Found money: How Nick Schmaltz evolved to fit Mammoth’s needs
First-line center is the hardest position for an NHL team to fill. In a time of need, Schmaltz stepped up and did it.
Utah Mammoth center Nick Schmaltz (8) and Los Angeles Kings center Anže Kopitar (11) prepare for a faceoff during the first period of an NHL game at the Delta Center in Salt Lake City on Monday, Dec. 8, 2025. | Rio Giancarlo, Deseret News There are two ways for a professional sports team to fill its needs: acquire a player or promote someone from within.
All else being equal, the latter option is always preferable. It’s gratifying to see an existing player take on increased responsibility, and the team doesn’t have to give up assets in a trade or overpay in free agency. In the NHL, the number-one center spot is one of the hardest to fill.

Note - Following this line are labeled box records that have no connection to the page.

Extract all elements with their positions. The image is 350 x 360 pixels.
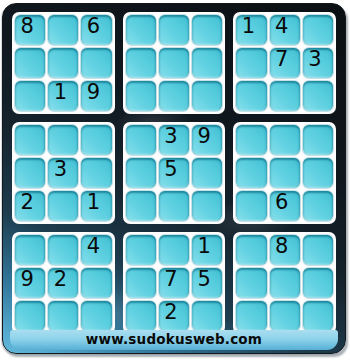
cell-r5c7[interactable] <box>236 158 266 188</box>
cell-r5c4[interactable] <box>126 158 156 188</box>
cell-r6c8[interactable]: 6 <box>270 191 300 221</box>
cell-r1c9[interactable] <box>303 15 333 45</box>
cell-r8c4[interactable] <box>126 268 156 298</box>
cell-r7c1[interactable] <box>15 235 45 265</box>
cell-r9c7[interactable] <box>236 301 266 331</box>
cell-r9c3[interactable] <box>81 301 111 331</box>
cell-r3c4[interactable] <box>126 81 156 111</box>
cell-r7c4[interactable] <box>126 235 156 265</box>
cell-r6c7[interactable] <box>236 191 266 221</box>
cell-r1c6[interactable] <box>192 15 222 45</box>
box-r1c1: 8619 <box>12 12 115 114</box>
cell-r6c6[interactable] <box>192 191 222 221</box>
cell-r4c4[interactable] <box>126 125 156 155</box>
cell-r5c6[interactable] <box>192 158 222 188</box>
cell-r8c5[interactable]: 7 <box>159 268 189 298</box>
cell-r3c9[interactable] <box>303 81 333 111</box>
cell-digit: 9 <box>198 124 211 148</box>
cell-digit: 8 <box>275 234 288 258</box>
cell-r3c7[interactable] <box>236 81 266 111</box>
cell-digit: 1 <box>54 80 67 104</box>
cell-digit: 5 <box>198 267 211 291</box>
box-r2c3: 6 <box>233 122 336 224</box>
cell-r7c8[interactable]: 8 <box>270 235 300 265</box>
cell-r5c1[interactable] <box>15 158 45 188</box>
cell-digit: 3 <box>164 124 177 148</box>
cell-r9c1[interactable] <box>15 301 45 331</box>
cell-r6c2[interactable] <box>48 191 78 221</box>
cell-r3c1[interactable] <box>15 81 45 111</box>
box-r3c1: 492 <box>12 232 115 334</box>
cell-r3c2[interactable]: 1 <box>48 81 78 111</box>
cell-digit: 2 <box>20 190 33 214</box>
cell-digit: 4 <box>87 234 100 258</box>
cell-digit: 1 <box>198 234 211 258</box>
cell-r6c9[interactable] <box>303 191 333 221</box>
cell-r8c7[interactable] <box>236 268 266 298</box>
cell-r8c9[interactable] <box>303 268 333 298</box>
site-link[interactable]: www.sudokusweb.com <box>86 331 262 347</box>
cell-r4c7[interactable] <box>236 125 266 155</box>
cell-r2c1[interactable] <box>15 48 45 78</box>
cell-r6c3[interactable]: 1 <box>81 191 111 221</box>
cell-digit: 1 <box>87 190 100 214</box>
cell-r5c2[interactable]: 3 <box>48 158 78 188</box>
cell-r2c5[interactable] <box>159 48 189 78</box>
cell-r2c6[interactable] <box>192 48 222 78</box>
cell-r8c3[interactable] <box>81 268 111 298</box>
cell-r1c1[interactable]: 8 <box>15 15 45 45</box>
cell-r6c1[interactable]: 2 <box>15 191 45 221</box>
cell-r1c8[interactable]: 4 <box>270 15 300 45</box>
footer-strip: www.sudokusweb.com <box>10 330 338 350</box>
cell-r5c3[interactable] <box>81 158 111 188</box>
box-r1c3: 1473 <box>233 12 336 114</box>
cell-r7c6[interactable]: 1 <box>192 235 222 265</box>
cell-r4c3[interactable] <box>81 125 111 155</box>
cell-digit: 3 <box>308 47 321 71</box>
cell-digit: 2 <box>54 267 67 291</box>
cell-r5c5[interactable]: 5 <box>159 158 189 188</box>
cell-r9c6[interactable] <box>192 301 222 331</box>
cell-digit: 8 <box>20 14 33 38</box>
cell-r4c1[interactable] <box>15 125 45 155</box>
cell-digit: 6 <box>275 190 288 214</box>
cell-r1c2[interactable] <box>48 15 78 45</box>
cell-r6c4[interactable] <box>126 191 156 221</box>
cell-r3c5[interactable] <box>159 81 189 111</box>
cell-r7c2[interactable] <box>48 235 78 265</box>
cell-r7c9[interactable] <box>303 235 333 265</box>
cell-r4c9[interactable] <box>303 125 333 155</box>
cell-r7c7[interactable] <box>236 235 266 265</box>
cell-r9c5[interactable]: 2 <box>159 301 189 331</box>
cell-r9c9[interactable] <box>303 301 333 331</box>
cell-r8c8[interactable] <box>270 268 300 298</box>
box-r2c1: 321 <box>12 122 115 224</box>
cell-r2c8[interactable]: 7 <box>270 48 300 78</box>
cell-digit: 7 <box>164 267 177 291</box>
cell-r3c3[interactable]: 9 <box>81 81 111 111</box>
cell-r8c2[interactable]: 2 <box>48 268 78 298</box>
cell-r3c8[interactable] <box>270 81 300 111</box>
cell-r8c1[interactable]: 9 <box>15 268 45 298</box>
cell-r4c8[interactable] <box>270 125 300 155</box>
cell-digit: 5 <box>164 157 177 181</box>
cell-r4c2[interactable] <box>48 125 78 155</box>
cell-r2c9[interactable]: 3 <box>303 48 333 78</box>
cell-r2c7[interactable] <box>236 48 266 78</box>
cell-r3c6[interactable] <box>192 81 222 111</box>
sudoku-board: 86191473321395649217528 www.sudokusweb.c… <box>2 3 346 354</box>
cell-r1c4[interactable] <box>126 15 156 45</box>
cell-digit: 4 <box>275 14 288 38</box>
page: 86191473321395649217528 www.sudokusweb.c… <box>0 0 350 360</box>
cell-r1c7[interactable]: 1 <box>236 15 266 45</box>
sudoku-grid: 86191473321395649217528 <box>12 12 336 334</box>
box-r1c2 <box>123 12 226 114</box>
box-r2c2: 395 <box>123 122 226 224</box>
cell-digit: 9 <box>87 80 100 104</box>
cell-r7c5[interactable] <box>159 235 189 265</box>
box-r3c3: 8 <box>233 232 336 334</box>
cell-r9c2[interactable] <box>48 301 78 331</box>
cell-r6c5[interactable] <box>159 191 189 221</box>
cell-r4c6[interactable]: 9 <box>192 125 222 155</box>
cell-r2c4[interactable] <box>126 48 156 78</box>
cell-r4c5[interactable]: 3 <box>159 125 189 155</box>
cell-digit: 6 <box>87 14 100 38</box>
cell-r1c3[interactable]: 6 <box>81 15 111 45</box>
cell-digit: 9 <box>20 267 33 291</box>
cell-r5c8[interactable] <box>270 158 300 188</box>
cell-digit: 1 <box>242 14 255 38</box>
cell-r8c6[interactable]: 5 <box>192 268 222 298</box>
cell-r1c5[interactable] <box>159 15 189 45</box>
cell-digit: 7 <box>275 47 288 71</box>
cell-r9c8[interactable] <box>270 301 300 331</box>
box-r3c2: 1752 <box>123 232 226 334</box>
cell-digit: 3 <box>54 157 67 181</box>
cell-r2c3[interactable] <box>81 48 111 78</box>
cell-r9c4[interactable] <box>126 301 156 331</box>
cell-r2c2[interactable] <box>48 48 78 78</box>
cell-r5c9[interactable] <box>303 158 333 188</box>
cell-digit: 2 <box>164 300 177 324</box>
cell-r7c3[interactable]: 4 <box>81 235 111 265</box>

Those guys rarely become available as free agents and teams don’t trade them away for anything less than an arm and a leg. So, when it became obvious during the then-Utah Hockey Club’s inaugural season that they’d need an upgrade at 1C, it seemed as though the team’s dreams of success might be on hold until Logan Cooley was ready for that responsibility. Utah’s Summer 2025 additions included everything but a center.
Again, those guys don’t grow on trees, so that wasn’t exactly surprising. But it did look like it would hurt them when Cooley, Barrett Hayton, Jack McBain and Alexander Kerfoot were all injured in the preseason. It was at that point that Nick Schmaltz took off his glasses and parted his buttoned shirt, revealing the Superman logo on his chest.